Sejarah
Munculnya Ilmu Kalam
Adapun
yang melatar belakangi sejarah munculnya persoalan-persoalan kalam adalah
disebabkan faktor-faktor politik pada awalnya setelah khalifah Ustman terbunuh
kemudian digantikan oleh Ali menjadi khalifah. Peristiwa menyedihkan dalam
sejarah Islam yang sering dinamakan al-Fitnat al-Kubra (Fitnah Besar),
sebagaimana telah banyak dibahas, merupakan pangkal pertumbuhan masyarakat (dan
agama) Islam di berbagai bidang, khususnya bidang-bidang politik, sosial dan
paham keagamaan. Maka Ilmu Kalam sebagai suatu bentuk pengungkapan dan
penalaran paham keagamaan juga hampir secara langsung tumbuh dengan bertitik
tolak dari Fitnah Besar itu.
Pada
zaman khalifah Abu Bakar ( 632-634 M ) dan Umar bin Khattab ( 634-644 )
problema keagamaan juga masih relative kecil termasuk masalah aqidah. Tapi
setelah Umar wafat dan Ustman bin Affan naik tahta ( 644-656 ) fitnah pun
timbul. Abdullah bin Saba’, seorang Yahudi asal Yaman yang mengaku Muslim,
salah seorang penyulut pergolakan.

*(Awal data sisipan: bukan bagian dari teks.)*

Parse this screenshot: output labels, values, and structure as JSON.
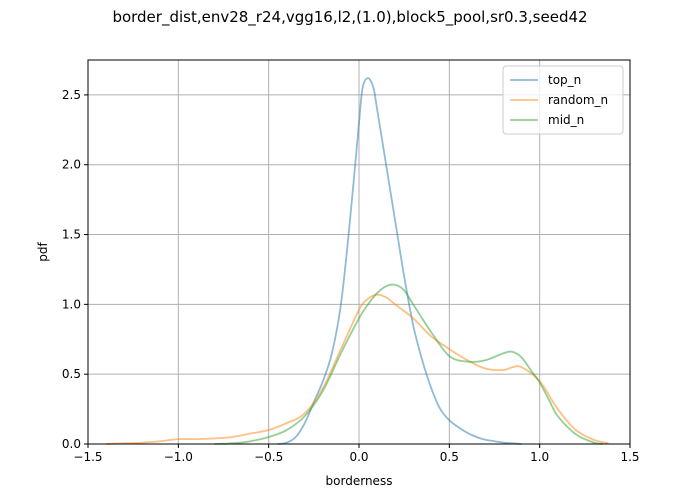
{
  "chart_data": {
    "type": "line",
    "title": "border_dist,env28_r24,vgg16,l2,(1.0),block5_pool,sr0.3,seed42",
    "xlabel": "borderness",
    "ylabel": "pdf",
    "xlim": [
      -1.5,
      1.5
    ],
    "ylim": [
      0.0,
      2.75
    ],
    "xticks": [
      -1.5,
      -1.0,
      -0.5,
      0.0,
      0.5,
      1.0,
      1.5
    ],
    "xtick_labels": [
      "−1.5",
      "−1.0",
      "−0.5",
      "0.0",
      "0.5",
      "1.0",
      "1.5"
    ],
    "yticks": [
      0.0,
      0.5,
      1.0,
      1.5,
      2.0,
      2.5
    ],
    "ytick_labels": [
      "0.0",
      "0.5",
      "1.0",
      "1.5",
      "2.0",
      "2.5"
    ],
    "grid": true,
    "legend_position": "top-right",
    "series": [
      {
        "name": "top_n",
        "color": "#1f77b4",
        "x": [
          -0.45,
          -0.4,
          -0.35,
          -0.3,
          -0.25,
          -0.2,
          -0.15,
          -0.1,
          -0.05,
          0.0,
          0.02,
          0.05,
          0.08,
          0.1,
          0.15,
          0.2,
          0.25,
          0.3,
          0.35,
          0.4,
          0.45,
          0.5,
          0.55,
          0.6,
          0.65,
          0.7,
          0.75,
          0.8,
          0.85,
          0.9
        ],
        "y": [
          0.0,
          0.01,
          0.05,
          0.15,
          0.3,
          0.45,
          0.65,
          1.0,
          1.6,
          2.3,
          2.55,
          2.62,
          2.55,
          2.4,
          2.0,
          1.6,
          1.2,
          0.85,
          0.6,
          0.4,
          0.25,
          0.17,
          0.12,
          0.08,
          0.05,
          0.03,
          0.02,
          0.01,
          0.005,
          0.0
        ]
      },
      {
        "name": "random_n",
        "color": "#ff7f0e",
        "x": [
          -1.4,
          -1.3,
          -1.2,
          -1.1,
          -1.0,
          -0.9,
          -0.8,
          -0.7,
          -0.6,
          -0.5,
          -0.4,
          -0.3,
          -0.2,
          -0.1,
          0.0,
          0.05,
          0.1,
          0.15,
          0.2,
          0.3,
          0.4,
          0.5,
          0.6,
          0.7,
          0.8,
          0.85,
          0.9,
          1.0,
          1.1,
          1.2,
          1.3,
          1.38
        ],
        "y": [
          0.0,
          0.005,
          0.01,
          0.02,
          0.035,
          0.035,
          0.04,
          0.05,
          0.075,
          0.1,
          0.15,
          0.22,
          0.4,
          0.68,
          0.96,
          1.04,
          1.07,
          1.05,
          1.0,
          0.9,
          0.77,
          0.68,
          0.6,
          0.54,
          0.53,
          0.55,
          0.55,
          0.45,
          0.25,
          0.1,
          0.03,
          0.005
        ]
      },
      {
        "name": "mid_n",
        "color": "#2ca02c",
        "x": [
          -0.8,
          -0.7,
          -0.6,
          -0.5,
          -0.4,
          -0.3,
          -0.2,
          -0.1,
          0.0,
          0.05,
          0.1,
          0.15,
          0.2,
          0.25,
          0.3,
          0.4,
          0.5,
          0.6,
          0.7,
          0.8,
          0.85,
          0.9,
          0.95,
          1.0,
          1.05,
          1.1,
          1.2,
          1.3,
          1.35
        ],
        "y": [
          0.0,
          0.005,
          0.02,
          0.05,
          0.1,
          0.2,
          0.38,
          0.65,
          0.9,
          1.0,
          1.08,
          1.13,
          1.14,
          1.1,
          1.0,
          0.8,
          0.63,
          0.59,
          0.6,
          0.65,
          0.66,
          0.62,
          0.53,
          0.44,
          0.32,
          0.2,
          0.07,
          0.01,
          0.0
        ]
      }
    ]
  }
}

Meskipun itu ditiupkan, Abdullah bin Saba’
pada masa pemerintahan Ustman namun kemelut yang serius justru terjadi di
kalangan Umat Islam setelah Ustman mati terbunuh ( 656 ).
Perselisihan
di kalangan Umat islam terus berlanjut di zaman pemerintahan Ali bin Abi Thalib
( 656-661 ) dengan terjadinya perang saudara, pertama, perang Ali dengan
Zubair, Thalhah dan Aisyah yang dikenal dengan perang jamal, kedua, perang
antara Ali dan Muawiyah yang dikenal dengan perang Shiffin. Pertempuran dengan
Zubair dan kawan-kawan dimenangkan oleh Ali, sedangkan dengan Muawiyah berakhir
dengan tahkim ( Arbritrase ).
Hal ini berpengaruh pada perkembangan tauhid, terutama lahir dan tumbuhnya aliran-aliran Teologi dalam islam.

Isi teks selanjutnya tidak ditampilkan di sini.